When the sinkhole opened, she’d figured it would put the entire neighborhood on a reset. A real and serious thing had happened, rendering everything before it inconsequential. Rhea couldn’t still be mad after something like that! Probably, she hadn’t been mad to begin with. Gertie was just paranoid. You see enough bad guys in your life, and you start to imagine them. You forget that the world is mostly good.
That’s the story she’d told herself, anyway.
But, watching Shelly Schroeder spew vitriol at Julia on that trampoline, the truth came hurtling back. Rhea hadn’t been making a joke, and she hadn’t been confused. She’d been intentionally cruel on the Fourth of July. She’d turned on Gertie, even though they’d shared and confided so much. And now, her daughter Shelly, the leader of the neighborhood Rat Pack, was being cruel to Julia on purpose. Why was this happening? Gertie didn’t know. All she knew was that she felt bad. And something deeper than bad: She felt scared. Full-on panic.

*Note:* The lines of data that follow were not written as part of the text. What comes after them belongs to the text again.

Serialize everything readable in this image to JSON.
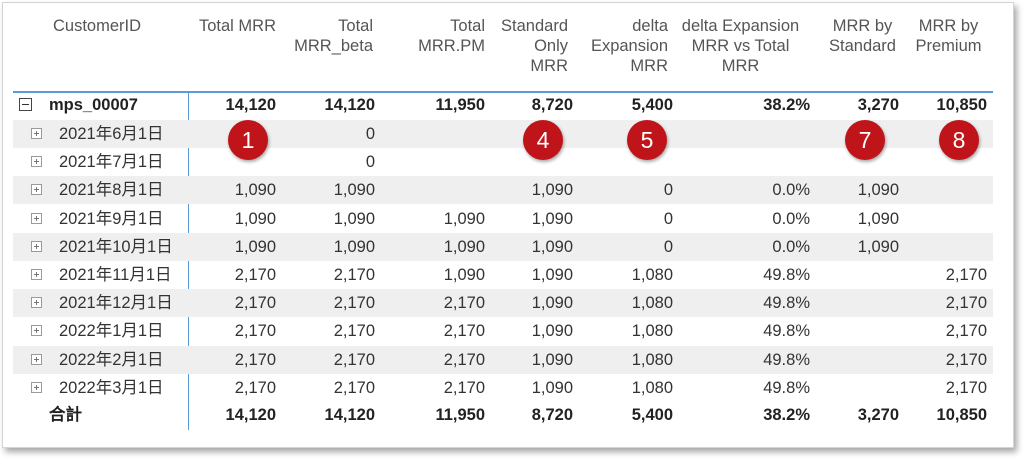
{
  "columns": {
    "customer": "CustomerID",
    "total_mrr": "Total MRR",
    "total_mrr_beta_1": "Total",
    "total_mrr_beta_2": "MRR_beta",
    "total_mrr_pm_1": "Total",
    "total_mrr_pm_2": "MRR.PM",
    "standard_only_1": "Standard",
    "standard_only_2": "Only",
    "standard_only_3": "MRR",
    "delta_expansion_1": "delta",
    "delta_expansion_2": "Expansion",
    "delta_expansion_3": "MRR",
    "delta_vs_total_1": "delta Expansion",
    "delta_vs_total_2": "MRR vs Total",
    "delta_vs_total_3": "MRR",
    "mrr_by_standard_1": "MRR by",
    "mrr_by_standard_2": "Standard",
    "mrr_by_premium_1": "MRR by",
    "mrr_by_premium_2": "Premium"
  },
  "group": {
    "label": "mps_00007",
    "values": [
      "14,120",
      "14,120",
      "11,950",
      "8,720",
      "5,400",
      "38.2%",
      "3,270",
      "10,850"
    ]
  },
  "rows": [
    {
      "label": "2021年6月1日",
      "values": [
        "",
        "0",
        "",
        "",
        "",
        "",
        "",
        ""
      ]
    },
    {
      "label": "2021年7月1日",
      "values": [
        "",
        "0",
        "",
        "",
        "",
        "",
        "",
        ""
      ]
    },
    {
      "label": "2021年8月1日",
      "values": [
        "1,090",
        "1,090",
        "",
        "1,090",
        "0",
        "0.0%",
        "1,090",
        ""
      ]
    },
    {
      "label": "2021年9月1日",
      "values": [
        "1,090",
        "1,090",
        "1,090",
        "1,090",
        "0",
        "0.0%",
        "1,090",
        ""
      ]
    },
    {
      "label": "2021年10月1日",
      "values": [
        "1,090",
        "1,090",
        "1,090",
        "1,090",
        "0",
        "0.0%",
        "1,090",
        ""
      ]
    },
    {
      "label": "2021年11月1日",
      "values": [
        "2,170",
        "2,170",
        "1,090",
        "1,090",
        "1,080",
        "49.8%",
        "",
        "2,170"
      ]
    },
    {
      "label": "2021年12月1日",
      "values": [
        "2,170",
        "2,170",
        "2,170",
        "1,090",
        "1,080",
        "49.8%",
        "",
        "2,170"
      ]
    },
    {
      "label": "2022年1月1日",
      "values": [
        "2,170",
        "2,170",
        "2,170",
        "1,090",
        "1,080",
        "49.8%",
        "",
        "2,170"
      ]
    },
    {
      "label": "2022年2月1日",
      "values": [
        "2,170",
        "2,170",
        "2,170",
        "1,090",
        "1,080",
        "49.8%",
        "",
        "2,170"
      ]
    },
    {
      "label": "2022年3月1日",
      "values": [
        "2,170",
        "2,170",
        "2,170",
        "1,090",
        "1,080",
        "49.8%",
        "",
        "2,170"
      ]
    }
  ],
  "total": {
    "label": "合計",
    "values": [
      "14,120",
      "14,120",
      "11,950",
      "8,720",
      "5,400",
      "38.2%",
      "3,270",
      "10,850"
    ]
  },
  "badges": [
    "1",
    "4",
    "5",
    "7",
    "8"
  ],
  "colors": {
    "accent_line": "#5b9bd5",
    "badge": "#c0141b",
    "row_shade": "#efefef"
  }
}
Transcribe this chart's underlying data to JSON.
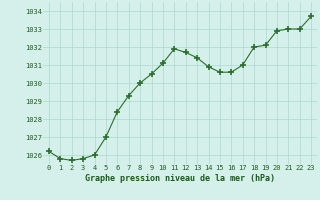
{
  "x": [
    0,
    1,
    2,
    3,
    4,
    5,
    6,
    7,
    8,
    9,
    10,
    11,
    12,
    13,
    14,
    15,
    16,
    17,
    18,
    19,
    20,
    21,
    22,
    23
  ],
  "y": [
    1026.2,
    1025.8,
    1025.7,
    1025.8,
    1026.0,
    1027.0,
    1028.4,
    1029.3,
    1030.0,
    1030.5,
    1031.1,
    1031.9,
    1031.7,
    1031.4,
    1030.9,
    1030.6,
    1030.6,
    1031.0,
    1032.0,
    1032.1,
    1032.9,
    1033.0,
    1033.0,
    1033.7
  ],
  "line_color": "#2a6e2a",
  "marker_color": "#2a6e2a",
  "bg_color": "#d5f0eb",
  "grid_color": "#a8d8cf",
  "xlabel": "Graphe pression niveau de la mer (hPa)",
  "xlabel_color": "#1a5c1a",
  "tick_label_color": "#1a5c1a",
  "ylim": [
    1025.5,
    1034.5
  ],
  "yticks": [
    1026,
    1027,
    1028,
    1029,
    1030,
    1031,
    1032,
    1033,
    1034
  ],
  "xticks": [
    0,
    1,
    2,
    3,
    4,
    5,
    6,
    7,
    8,
    9,
    10,
    11,
    12,
    13,
    14,
    15,
    16,
    17,
    18,
    19,
    20,
    21,
    22,
    23
  ],
  "xlim": [
    -0.5,
    23.5
  ]
}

Stuck in her seat belt, Gertie noticed then that all the kids were looking at her. Julia and Larry and the Rat Pack, and even Shelly from up high. They seemed somber. Overwhelmed by their own emotions the way all kids get overwhelmed when their thoughts are too big for their bodies. I’m the grown-up here. I should say something, she thought. But she didn’t have the words. Had never had the words in moments of confrontation like this. And so, feeling frightened and awful and heartsick, avoiding Julia’s eyes, Gertie punched the gas.
* * *
Gertie’s car pulled out. Julia watched it go. Just like that time with the Parliament Lights, her mom had offered her up like a sacrifice. A shield to take the blame. And now the kids knew that no one had her back. They could do anything they wanted.
The Rat Pack’s eyes were on her, boring through. She didn’t know why they’d started hating her. Only that Shelly had spearheaded it. Shelly, who’d been her best friend since practically day one. They used to prank Dave Harrison, pretending to be sexy Russian hookers. He figured it out, but let them keep doing it because it was so funny. Especially Shelly’s spelling: Chello! I want the rubles for the intercourse!? Jes? They used to stay up nights, talking about God and death and their dreams. Shelly wanted to be a doctor with a practice on Boylston Street, wherever that was. Julia didn’t know her dream yet. Regarding sex, Shelly wanted to wait until college. Julia thought it was okay to do before, but she didn’t know how it would work, because she hadn’t had her period yet and didn’t know how anybody was supposed to find a vagina amidst all that skin down there. Out of boredom one day, they’d discovered that it felt super good to straddle the arms of soft chairs. They also both liked sugar and lemon on their pancakes, not syrup.